A New York motorist collected an unexpected hitchhiker last summer—she had more ruffled feathers than most and appeared suddenly from out of nowhere.
On July 12, a Toyota vehicle en route to Saratoga swiped a predatory bird in flight near Kingston, New York. The driver apparently was unaware of what had happened at first. But they probably realized something was wrong, pulled over at a rest stop, and got out to take a look, says Cara Huffman, co-founder of North Country Wild Care.
Whatever the driver hit, Huffman says, was now behind the grille and prompted them to immediately call her organization and have the animal rehabilitator on duty at the time, Trish Marki, handle the situation. Two plumes of greyish and white feathers were photographed sticking out of the vehicle’s grille, and the motorist drove all the way to Saratoga to meet Marki with the feathered friend still trapped.
“Trish had them bring it out to [her], not realizing it was still stuck in the grille,” Huffman told The Epoch Times. “They showed up at her place, and then she gently maneuvered it outside of the grille and everything.”
The plumes of feathers turned out to be a female red-tailed hawk.
Marki stabilized the hawk with fluids and medicine. Meanwhile, Huffman was at work at a veterinary clinic, but after her shift she stopped by to pick up the avian patient from Marki and brought the bird home. Huffman keeps a 10- by 10- by 12-foot cage in her backyard where she nurses injured wildlife back to health and rehabilitates them for return into the wild.
“I did my physical exam and realized that [she] had a broken wing,” Huffman said. “So I wrapped it, I took [her] to work the next day, and did the X-ray and saw that it was a fairly simple break for being hit by a car and didn’t need surgery.”

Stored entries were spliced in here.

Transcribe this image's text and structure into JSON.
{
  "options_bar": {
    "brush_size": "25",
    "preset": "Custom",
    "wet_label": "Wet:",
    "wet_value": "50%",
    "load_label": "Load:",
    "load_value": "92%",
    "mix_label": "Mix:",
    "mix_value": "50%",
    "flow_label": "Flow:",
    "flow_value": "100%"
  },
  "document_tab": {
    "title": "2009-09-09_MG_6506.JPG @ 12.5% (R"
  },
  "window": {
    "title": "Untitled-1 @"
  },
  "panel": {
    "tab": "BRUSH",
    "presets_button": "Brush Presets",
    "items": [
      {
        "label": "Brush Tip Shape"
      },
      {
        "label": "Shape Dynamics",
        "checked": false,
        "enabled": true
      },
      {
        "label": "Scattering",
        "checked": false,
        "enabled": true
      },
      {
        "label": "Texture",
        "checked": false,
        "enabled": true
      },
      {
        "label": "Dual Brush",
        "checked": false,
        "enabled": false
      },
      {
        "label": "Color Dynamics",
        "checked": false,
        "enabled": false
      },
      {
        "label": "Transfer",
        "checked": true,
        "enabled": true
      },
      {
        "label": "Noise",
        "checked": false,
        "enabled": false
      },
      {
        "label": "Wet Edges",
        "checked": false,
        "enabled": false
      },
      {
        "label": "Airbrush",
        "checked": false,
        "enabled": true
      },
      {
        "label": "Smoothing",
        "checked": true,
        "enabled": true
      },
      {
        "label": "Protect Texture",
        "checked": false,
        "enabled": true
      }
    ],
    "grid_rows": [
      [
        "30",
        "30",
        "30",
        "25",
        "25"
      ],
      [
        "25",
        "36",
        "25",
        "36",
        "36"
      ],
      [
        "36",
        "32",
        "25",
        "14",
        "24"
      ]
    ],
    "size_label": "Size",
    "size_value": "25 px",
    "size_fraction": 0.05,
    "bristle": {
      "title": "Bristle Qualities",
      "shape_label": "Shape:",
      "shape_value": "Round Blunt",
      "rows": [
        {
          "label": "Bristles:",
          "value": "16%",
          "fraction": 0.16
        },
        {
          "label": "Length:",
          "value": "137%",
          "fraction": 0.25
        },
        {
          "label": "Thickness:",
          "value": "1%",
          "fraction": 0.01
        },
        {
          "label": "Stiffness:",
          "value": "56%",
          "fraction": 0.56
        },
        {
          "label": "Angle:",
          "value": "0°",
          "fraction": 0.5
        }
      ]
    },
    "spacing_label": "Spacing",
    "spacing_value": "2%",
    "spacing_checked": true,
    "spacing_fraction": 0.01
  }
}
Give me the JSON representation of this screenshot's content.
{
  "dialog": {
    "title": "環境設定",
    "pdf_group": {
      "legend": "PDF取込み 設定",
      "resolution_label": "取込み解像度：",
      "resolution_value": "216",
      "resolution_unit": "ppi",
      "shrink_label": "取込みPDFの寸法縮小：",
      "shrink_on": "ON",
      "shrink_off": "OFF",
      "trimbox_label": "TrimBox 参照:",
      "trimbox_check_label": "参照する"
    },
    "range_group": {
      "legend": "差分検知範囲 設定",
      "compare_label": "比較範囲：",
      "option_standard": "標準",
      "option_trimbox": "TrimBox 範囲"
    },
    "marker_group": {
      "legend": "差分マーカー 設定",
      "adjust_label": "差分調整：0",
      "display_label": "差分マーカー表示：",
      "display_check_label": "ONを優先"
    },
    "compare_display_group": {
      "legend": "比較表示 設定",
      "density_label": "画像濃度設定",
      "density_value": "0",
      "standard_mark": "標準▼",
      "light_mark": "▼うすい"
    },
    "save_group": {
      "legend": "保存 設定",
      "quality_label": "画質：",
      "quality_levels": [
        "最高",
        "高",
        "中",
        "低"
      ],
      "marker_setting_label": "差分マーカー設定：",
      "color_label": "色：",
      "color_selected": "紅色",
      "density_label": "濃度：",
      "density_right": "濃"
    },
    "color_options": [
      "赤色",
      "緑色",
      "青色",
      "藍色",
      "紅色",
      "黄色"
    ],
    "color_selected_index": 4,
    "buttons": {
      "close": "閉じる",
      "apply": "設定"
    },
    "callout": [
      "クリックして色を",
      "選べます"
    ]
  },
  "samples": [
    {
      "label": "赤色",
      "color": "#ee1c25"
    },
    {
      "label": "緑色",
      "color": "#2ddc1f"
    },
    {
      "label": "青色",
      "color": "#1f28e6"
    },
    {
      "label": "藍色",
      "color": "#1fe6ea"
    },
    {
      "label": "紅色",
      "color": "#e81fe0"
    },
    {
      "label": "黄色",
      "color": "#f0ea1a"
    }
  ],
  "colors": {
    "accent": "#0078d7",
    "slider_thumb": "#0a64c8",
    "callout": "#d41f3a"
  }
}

Huffman treated the patient for several months, changing the hawk’s wraps and administering physical therapy to ensure her wing web didn’t shrink and thus inhibit her flying. Then Huffman removed the wraps.
The red-tailed hawk, whom they named Jersey, recently had her final X-ray and was declared fully mended.
Throughout her healing process, Jersey spent time with another injured female red-tailed hawk who had suffered a broken humerus after also being hit by a car. A Hyundai car had struck her, and so the North Country team called her Hyundai.
Huffman, a nursing major who became passionate about animals and switched careers to help wildlife more than 30 years ago, says birds of prey like barn owls and red-tailed hawks frequently hunt on the side of the road in these parts.
“They’re so intent on going after their food that they don’t realize about the cars,” she says, adding that a barn owl once appeared out of nowhere when she was driving and struck her driver’s side door.
For months now, Huffman has been feeding the two red-tailed hawks frozen rats. She now expects they will soon be ready to be moved to a 50-foot flight cage where rehab staff will begin preparing them for release back into the wild.
But how will Jersey fare in the wild?
“She should be fine,” Huffman told the newspaper. She is confident because Jersey was already in good shape when they found her, at a healthy weight, and successfully hunting on her own.
That’s encouraging.
“They’re going to start migrating,” she said, “so we'll probably just release her in the area, so if she wants to migrate, she can.”